La presidente del gruppo e figlia del premier: «La nostra azienda infangata da professionisti della diffamazione»
Marina Berlusconi (La Presse) |
«AFFERMAZIONI GRAVEMENTE DIFFAMATORIE» - Con riferimento alle affermazioni gravemente diffamatorie contenute in un articolo odierno di Repubblica in cui si insinua che il 20% di Mediaset appartenga alla mafia, Mediaset agirà giudizialmente contro gli autori dell'articolo e il direttore responsabile di Repubblica - rende noto un comunicato dell'azienda -. L'azione verrà effettuata a tutela dell'onore e della reputazione di una società quotata al cui capitale partecipano primari investitori istituzionali - nazionali e internazionali - e più di 200.000 risparmiatori italiani».

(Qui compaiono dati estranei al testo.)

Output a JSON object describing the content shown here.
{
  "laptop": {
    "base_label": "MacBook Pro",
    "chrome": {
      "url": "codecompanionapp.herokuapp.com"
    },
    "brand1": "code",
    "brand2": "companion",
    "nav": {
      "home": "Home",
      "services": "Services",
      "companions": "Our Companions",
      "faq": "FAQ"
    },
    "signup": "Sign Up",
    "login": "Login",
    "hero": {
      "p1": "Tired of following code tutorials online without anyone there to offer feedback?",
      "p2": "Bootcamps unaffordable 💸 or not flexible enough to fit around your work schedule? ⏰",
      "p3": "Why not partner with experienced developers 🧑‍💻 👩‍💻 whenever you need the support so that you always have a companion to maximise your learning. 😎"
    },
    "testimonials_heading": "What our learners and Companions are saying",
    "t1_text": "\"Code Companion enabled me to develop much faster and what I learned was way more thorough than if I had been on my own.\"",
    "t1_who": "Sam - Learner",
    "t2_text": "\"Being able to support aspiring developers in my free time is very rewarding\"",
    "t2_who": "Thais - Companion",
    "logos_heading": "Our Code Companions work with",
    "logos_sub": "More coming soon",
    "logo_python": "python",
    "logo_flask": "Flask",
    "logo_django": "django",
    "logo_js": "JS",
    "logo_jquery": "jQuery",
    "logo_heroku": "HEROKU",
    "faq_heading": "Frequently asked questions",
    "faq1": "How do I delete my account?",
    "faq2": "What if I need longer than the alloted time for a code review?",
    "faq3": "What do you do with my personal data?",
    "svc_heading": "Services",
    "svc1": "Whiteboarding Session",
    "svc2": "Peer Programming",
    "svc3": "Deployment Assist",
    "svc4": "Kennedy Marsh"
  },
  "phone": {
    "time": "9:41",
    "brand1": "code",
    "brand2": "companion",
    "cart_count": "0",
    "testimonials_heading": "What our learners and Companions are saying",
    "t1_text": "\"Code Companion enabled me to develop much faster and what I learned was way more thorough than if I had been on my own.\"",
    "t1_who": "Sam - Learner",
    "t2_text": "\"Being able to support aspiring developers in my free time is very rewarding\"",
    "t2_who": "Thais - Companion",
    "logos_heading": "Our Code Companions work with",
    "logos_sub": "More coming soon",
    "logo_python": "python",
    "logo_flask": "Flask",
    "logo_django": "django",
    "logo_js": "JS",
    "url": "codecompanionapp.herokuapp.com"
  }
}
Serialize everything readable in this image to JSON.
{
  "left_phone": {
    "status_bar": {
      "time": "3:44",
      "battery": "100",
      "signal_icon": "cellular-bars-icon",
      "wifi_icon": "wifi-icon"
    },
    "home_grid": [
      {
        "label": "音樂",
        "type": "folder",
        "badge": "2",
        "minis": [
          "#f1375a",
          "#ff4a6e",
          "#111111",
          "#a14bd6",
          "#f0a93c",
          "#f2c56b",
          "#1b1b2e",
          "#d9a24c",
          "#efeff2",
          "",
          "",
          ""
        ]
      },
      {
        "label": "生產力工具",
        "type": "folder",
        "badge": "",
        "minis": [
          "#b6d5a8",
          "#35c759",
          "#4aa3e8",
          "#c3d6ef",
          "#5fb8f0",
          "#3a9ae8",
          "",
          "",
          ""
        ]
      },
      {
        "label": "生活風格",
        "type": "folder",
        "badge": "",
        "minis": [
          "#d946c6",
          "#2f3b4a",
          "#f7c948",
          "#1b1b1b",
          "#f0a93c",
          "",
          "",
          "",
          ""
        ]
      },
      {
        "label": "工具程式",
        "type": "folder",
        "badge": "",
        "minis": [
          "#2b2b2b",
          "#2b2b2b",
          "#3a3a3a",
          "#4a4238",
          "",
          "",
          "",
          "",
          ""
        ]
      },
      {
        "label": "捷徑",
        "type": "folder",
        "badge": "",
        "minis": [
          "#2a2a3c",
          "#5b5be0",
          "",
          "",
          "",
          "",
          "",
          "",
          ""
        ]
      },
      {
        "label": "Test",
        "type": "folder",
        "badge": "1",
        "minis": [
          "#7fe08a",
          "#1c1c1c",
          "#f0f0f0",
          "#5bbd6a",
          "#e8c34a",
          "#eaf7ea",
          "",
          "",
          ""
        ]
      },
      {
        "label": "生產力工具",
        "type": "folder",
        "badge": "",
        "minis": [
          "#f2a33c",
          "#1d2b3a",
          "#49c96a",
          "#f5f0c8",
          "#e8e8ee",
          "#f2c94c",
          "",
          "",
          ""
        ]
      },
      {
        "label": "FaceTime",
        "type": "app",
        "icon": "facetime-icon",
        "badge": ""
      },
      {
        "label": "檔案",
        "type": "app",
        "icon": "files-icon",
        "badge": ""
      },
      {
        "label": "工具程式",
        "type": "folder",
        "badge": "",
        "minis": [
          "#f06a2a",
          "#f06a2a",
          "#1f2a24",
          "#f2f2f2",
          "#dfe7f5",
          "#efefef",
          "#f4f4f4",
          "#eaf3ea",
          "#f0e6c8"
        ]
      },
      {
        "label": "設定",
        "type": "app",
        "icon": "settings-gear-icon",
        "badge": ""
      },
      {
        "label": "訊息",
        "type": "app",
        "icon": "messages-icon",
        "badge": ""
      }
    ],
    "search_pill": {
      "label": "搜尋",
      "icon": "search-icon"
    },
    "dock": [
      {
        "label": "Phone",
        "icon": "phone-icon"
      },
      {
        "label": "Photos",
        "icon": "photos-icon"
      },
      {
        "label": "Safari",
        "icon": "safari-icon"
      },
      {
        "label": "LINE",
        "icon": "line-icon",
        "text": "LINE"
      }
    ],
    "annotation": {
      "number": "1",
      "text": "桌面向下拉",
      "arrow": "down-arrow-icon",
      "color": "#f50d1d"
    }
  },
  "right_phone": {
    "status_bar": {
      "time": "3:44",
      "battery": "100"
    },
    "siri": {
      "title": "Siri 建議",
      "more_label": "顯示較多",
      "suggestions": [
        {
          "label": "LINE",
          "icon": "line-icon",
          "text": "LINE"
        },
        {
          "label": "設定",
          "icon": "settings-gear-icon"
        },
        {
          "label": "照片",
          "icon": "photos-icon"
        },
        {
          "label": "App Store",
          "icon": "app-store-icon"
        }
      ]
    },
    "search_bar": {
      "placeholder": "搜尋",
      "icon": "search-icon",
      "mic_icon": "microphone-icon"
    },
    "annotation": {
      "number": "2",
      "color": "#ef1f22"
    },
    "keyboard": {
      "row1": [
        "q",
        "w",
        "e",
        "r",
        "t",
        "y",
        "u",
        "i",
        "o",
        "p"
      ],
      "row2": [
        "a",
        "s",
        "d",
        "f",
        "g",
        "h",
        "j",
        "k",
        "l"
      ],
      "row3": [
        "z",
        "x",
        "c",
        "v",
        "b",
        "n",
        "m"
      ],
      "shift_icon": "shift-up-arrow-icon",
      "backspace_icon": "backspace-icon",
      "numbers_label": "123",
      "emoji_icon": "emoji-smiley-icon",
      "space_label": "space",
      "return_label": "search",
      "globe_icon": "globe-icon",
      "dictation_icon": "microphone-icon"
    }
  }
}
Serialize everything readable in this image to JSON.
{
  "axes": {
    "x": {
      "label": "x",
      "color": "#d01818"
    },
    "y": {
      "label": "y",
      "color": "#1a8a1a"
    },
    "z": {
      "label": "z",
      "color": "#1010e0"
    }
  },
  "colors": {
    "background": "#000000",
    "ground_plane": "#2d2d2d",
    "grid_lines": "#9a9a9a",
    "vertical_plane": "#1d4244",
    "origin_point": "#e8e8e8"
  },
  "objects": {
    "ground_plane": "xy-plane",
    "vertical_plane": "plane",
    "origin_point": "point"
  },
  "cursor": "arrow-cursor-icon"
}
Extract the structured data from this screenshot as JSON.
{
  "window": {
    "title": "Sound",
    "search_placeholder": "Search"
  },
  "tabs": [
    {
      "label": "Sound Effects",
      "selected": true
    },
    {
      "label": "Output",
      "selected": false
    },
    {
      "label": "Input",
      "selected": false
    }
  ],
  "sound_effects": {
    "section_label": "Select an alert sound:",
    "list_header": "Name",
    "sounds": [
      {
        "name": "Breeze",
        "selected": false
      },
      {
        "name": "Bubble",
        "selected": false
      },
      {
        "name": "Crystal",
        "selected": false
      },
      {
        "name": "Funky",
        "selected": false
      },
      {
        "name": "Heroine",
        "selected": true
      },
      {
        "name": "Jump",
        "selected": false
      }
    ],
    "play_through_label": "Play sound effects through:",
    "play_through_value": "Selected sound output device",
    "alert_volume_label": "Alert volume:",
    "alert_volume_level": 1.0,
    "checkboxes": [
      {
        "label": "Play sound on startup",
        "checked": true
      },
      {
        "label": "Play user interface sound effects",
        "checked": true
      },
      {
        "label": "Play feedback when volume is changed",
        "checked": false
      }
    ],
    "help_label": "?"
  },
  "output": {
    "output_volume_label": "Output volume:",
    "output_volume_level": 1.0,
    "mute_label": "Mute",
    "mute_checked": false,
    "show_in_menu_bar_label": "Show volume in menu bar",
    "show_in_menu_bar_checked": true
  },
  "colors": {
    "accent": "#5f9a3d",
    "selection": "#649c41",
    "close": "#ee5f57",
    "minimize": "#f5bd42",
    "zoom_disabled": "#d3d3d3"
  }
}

«IL 100% DELLA FININVEST APPARTIENE A NOI» - «Il 100% della Fininvest, come emerge incontrovertibilmente da tutti i documenti, appartiene alla nostra famiglia, a Silvio Berlusconi e ai suoi figli» spiega la figlia del premier e presidente della Fininvest riferendosi alla seconda puntata dell'inchiesta di Attilio Bolzoni e Giuseppe D'Avanzo. «Così è oggi e così è da sempre, non c'è mai stata una sola azione della Fininvest che non facesse capo alla famiglia Berlusconi -prosegue-. Anni e anni di indagini e perizie ordinate proprio dalla Procura di Palermo, durante i quali è stato rovistato in ogni angolo della nostra storia, si sono conclusi con l'unico possibile risultato, sottoscritto dal consulente della stessa Procura: nell'azionariato Fininvest non sono mai entrati una lira o un euro dall'esterno, non esistono zone d'ombra. Ma tutto questo per chi persegue un preciso disegno politico di annientamento non conta nulla. L'importante è mettere su, senza nessun appiglio minimamente credibile, una sconcertante operazione di killeraggio per la quale provo rabbia e disgusto. Abbiamo già dato mandato ai legali di Fininvest -conclude Marina Berlusconi- di procedere sia in sede penale sia in sede civile, con un'azione adeguata all'enormità della calunnia, nei confronti di Repubblica e dei signori Bolzoni e D'Avanzo».